Title page of 'Chwile  oderwane' with a frontispiece portrait of Konstanty Jelenski

Title-page and frontispiece of Konstanty A. Jeleński, Chwile  oderwane (Gdańsk, 2008). YF.2009.a.16241

Jeleńska’s name doesn’t register in any biography of Orwell as one of his friends but only as a translator. Yet their paths apparently crossed quite frequently (probably after Jeleńska and Kot moved to Scotland in 1942), and their friendship, or at least their working relationship, was close enough for Orwell to trust her with the typescript of Animal Farm before publication. They may have been also Orwell’s Polish liaison behind his piece in Tribune (Sept. 1944) on the Warsaw Rising, in which he denounced the West for not helping the insurgents and Stalin for holding up the offensive and waiting for the Uprising to bleed to death. They corresponded regularly until Orwell’s death in 1950.

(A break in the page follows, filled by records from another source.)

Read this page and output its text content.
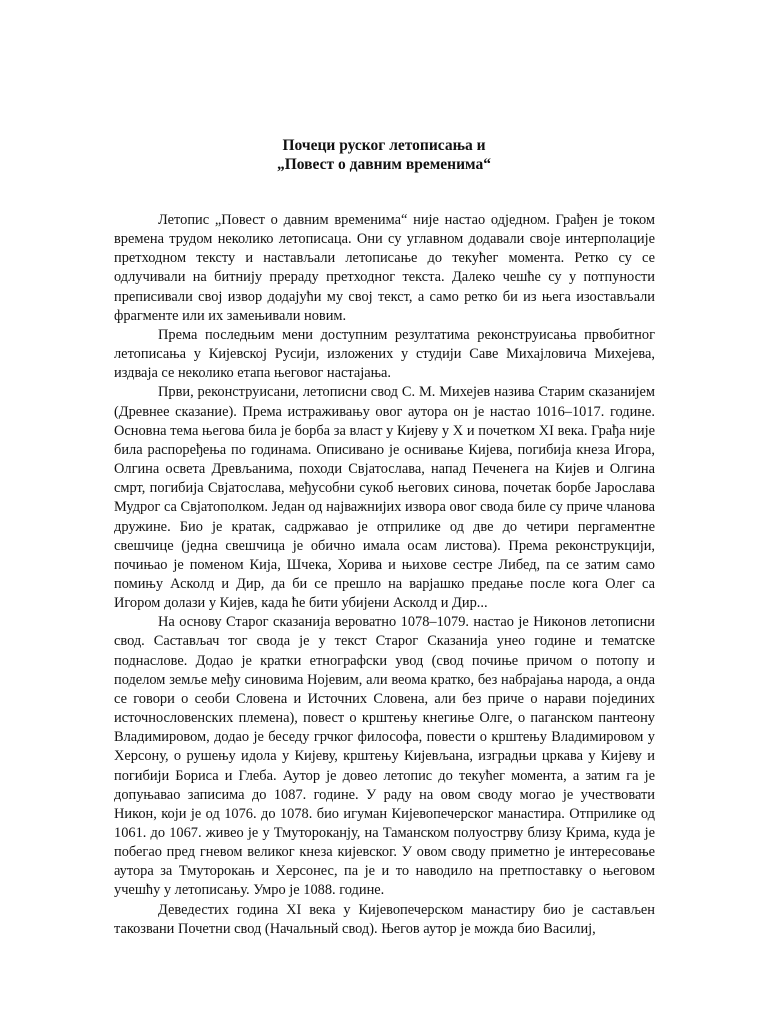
Почеци руског летописања и
„Повест о давним временима“

Летопис „Повест о давним временима“ није настао одједном. Грађен је током времена трудом неколико летописаца. Они су углавном додавали своје интерполације претходном тексту и настављали летописање до текућег момента. Ретко су се одлучивали на битнију прераду претходног текста. Далеко чешће су у потпуности преписивали свој извор додајући му свој текст, а само ретко би из њега изостављали фрагменте или их замењивали новим.

Према последњим мени доступним резултатима реконструисања првобитног летописања у Кијевској Русији, изложених у студији Саве Михајловича Михејева, издваја се неколико етапа његовог настајања.

Први, реконструисани, летописни свод С. М. Михејев назива Старим сказанијем (Древнее сказание). Према истраживању овог аутора он је настао 1016–1017. године. Основна тема његова била је борба за власт у Кијеву у X и почетком XI века. Грађа није била распоређења по годинама. Описивано је оснивање Кијева, погибија кнеза Игора, Олгина освета Древљанима, походи Свјатослава, напад Печенега на Кијев и Олгина смрт, погибија Свјатослава, међусобни сукоб његових синова, почетак борбе Јарослава Мудрог са Свјатополком. Један од најважнијих извора овог свода биле су приче чланова дружине. Био је кратак, садржавао је отприлике од две до четири пергаментне свешчице (једна свешчица је обично имала осам листова). Према реконструкцији, почињао је поменом Кија, Шчека, Хорива и њихове сестре Либед, па се затим само помињу Асколд и Дир, да би се прешло на варјашко предање после кога Олег са Игором долази у Кијев, када ће бити убијени Асколд и Дир...

На основу Старог сказанија вероватно 1078–1079. настао је Никонов летописни свод. Састављач тог свода је у текст Старог Сказанија унео године и тематске поднаслове. Додао је кратки етнографски увод (свод почиње причом о потопу и поделом земље међу синовима Нојевим, али веома кратко, без набрајања народа, а онда се говори о сеоби Словена и Источних Словена, али без приче о нарави појединих источнословенских племена), повест о крштењу кнегиње Олге, о паганском пантеону Владимировом, додао је беседу грчког философа, повести о крштењу Владимировом у Херсону, о рушењу идола у Кијеву, крштењу Кијевљана, изградњи цркава у Кијеву и погибији Бориса и Глеба. Аутор је довео летопис до текућег момента, а затим га је допуњавао записима до 1087. године. У раду на овом своду могао је учествовати Никон, који је од 1076. до 1078. био игуман Кијевопечерског манастира. Отприлике од 1061. до 1067. живео је у Тмутороканју, на Таманском полуострву близу Крима, куда је побегао пред гневом великог кнеза кијевског. У овом своду приметно је интересовање аутора за Тмуторокањ и Херсонес, па је и то наводило на претпоставку о његовом учешћу у летописању. Умро је 1088. године.

Деведестих година XI века у Кијевопечерском манастиру био је састављен такозвани Почетни свод (Начальный свод). Његов аутор је можда био Василиј,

It’s unlikely that the Jeleńskis would not have known of Reymont’s story but whether they talked about it with Orwell remains unknown, as does whether Sonia Brownell regaled Orwell with stories heard from Eugene Vinaver about his years in St Petersburg or his father’s knowledge of a fellow Varsovian’s work on revolution. The readily available literature is mute on the subject, perhaps the secrets are still buried in the archives? These are mostly uncharted waters but perhaps one day someone out there will map them out. Sails up.